Sole Proprietorship Takeover Agreement

· All assets and liabilities of the sole entity that, immediately prior to the succession, are linked to the transaction become the assets and liabilities of the company; If one of the above conditions is not met (for example. B the sole proprietor sells his share in two years instead of withholding five years of participation), the amount of profits or profits resulting from the transfer of such intangible assets or assets that were not billed earlier under these conditions is considered to be the profits and profits that will be subject to the taxation of the successor company for the previous year when the requirements are not met. · The sole holder does not receive, directly or indirectly, a consideration or benefit in any way, except by allocating shares of the company; The transformation of an individual corporation into a limited company means a “transfer” within the meaning of the Income Tax Act 1961, as amended (Income Tax Act).
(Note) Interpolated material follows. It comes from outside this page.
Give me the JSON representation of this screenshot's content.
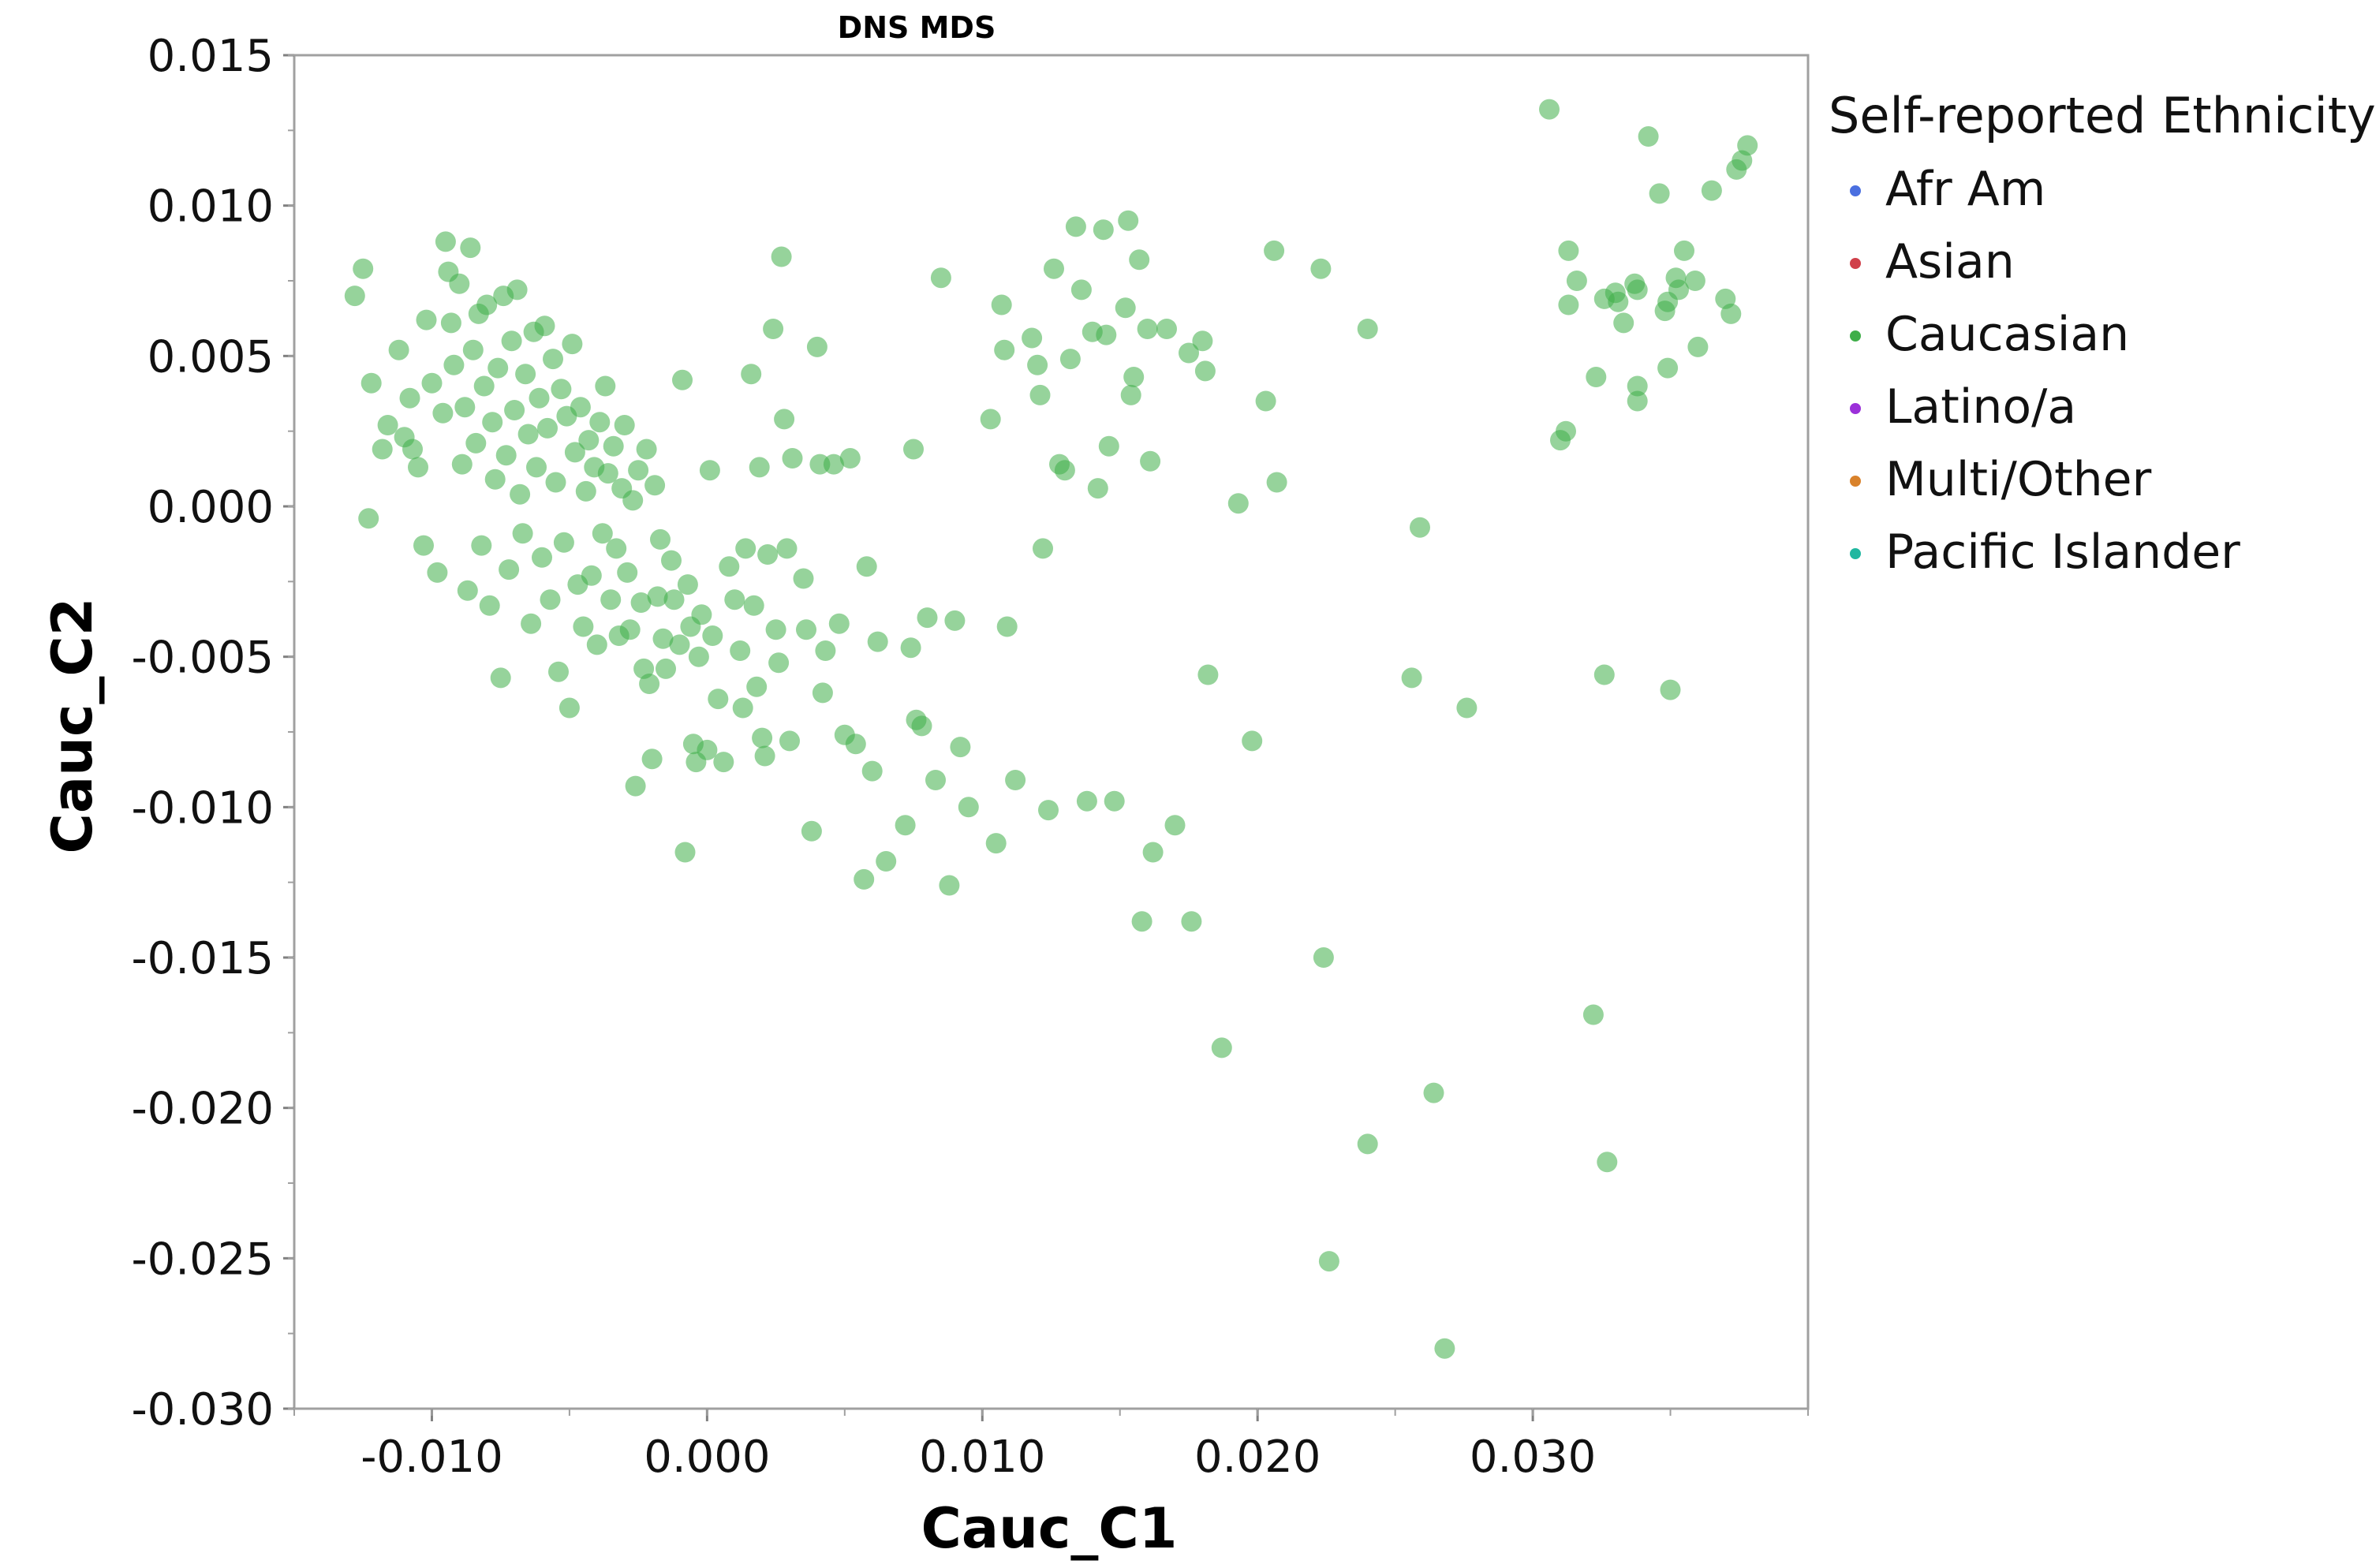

In other words, the sole proprietor`s estate is transferred to the newly created company, making the sole holder taxable for all capital gains calculated on the transfer. However, there is a provision under Section 47 (xiv) of the Income Tax Act, which sets certain conditions for the exemption of potential capital gains. All personal property and buildings of the individual company are automatically transferred to Private Limited Company. No transmission instrument is required to be executed. (1) The corporation must have challenged the assumption of the single party as one of its main objectives in the statutes. If it does not contain the same thing in its object, the MoA must be modified to insert the object.

The procedure involves the registration of an entire company in the case of a new company, then the provision of other documents to complete the transaction and, finally, to terminate the transaction. 3. Buy-back contract/sale contract or transfer contract must be executed between the individual company and the private company to transfer all their assets and liabilities. The contract defines the details of all assets, whether material or intangible, that must be transferred to the company, it is up to the individual business owner to determine the class of assets he needs for the sale and the class of assets he must keep for his personal use. 6. The assumption is then carried out by the presentation of the agreement, also known as the contract and other documents, such as the PAN card and the certificate of incorporation and restitution of the allocation of shares by the company, when shares have been allocated to the exclusive holder`s consideration. These documents are submitted to the Registrar of Companies within 30 days of the closing of the sale and allocation of shares for pre-established commissions. The completion of this acquisition process has the effect of making all assets and liabilities relating to the individual business the assets and liabilities of the company. 1.

The seller continues to operate as the sole manufacturing activity of some of the first list below, referred to as “these products”. 4. The debts of the individual company cannot be transferred, so that the owner can either repay all the debts or obtain the agreement of the creditors to transfer the individual business to another company. Draft written sales contract explaining the terms of the sale or transfer.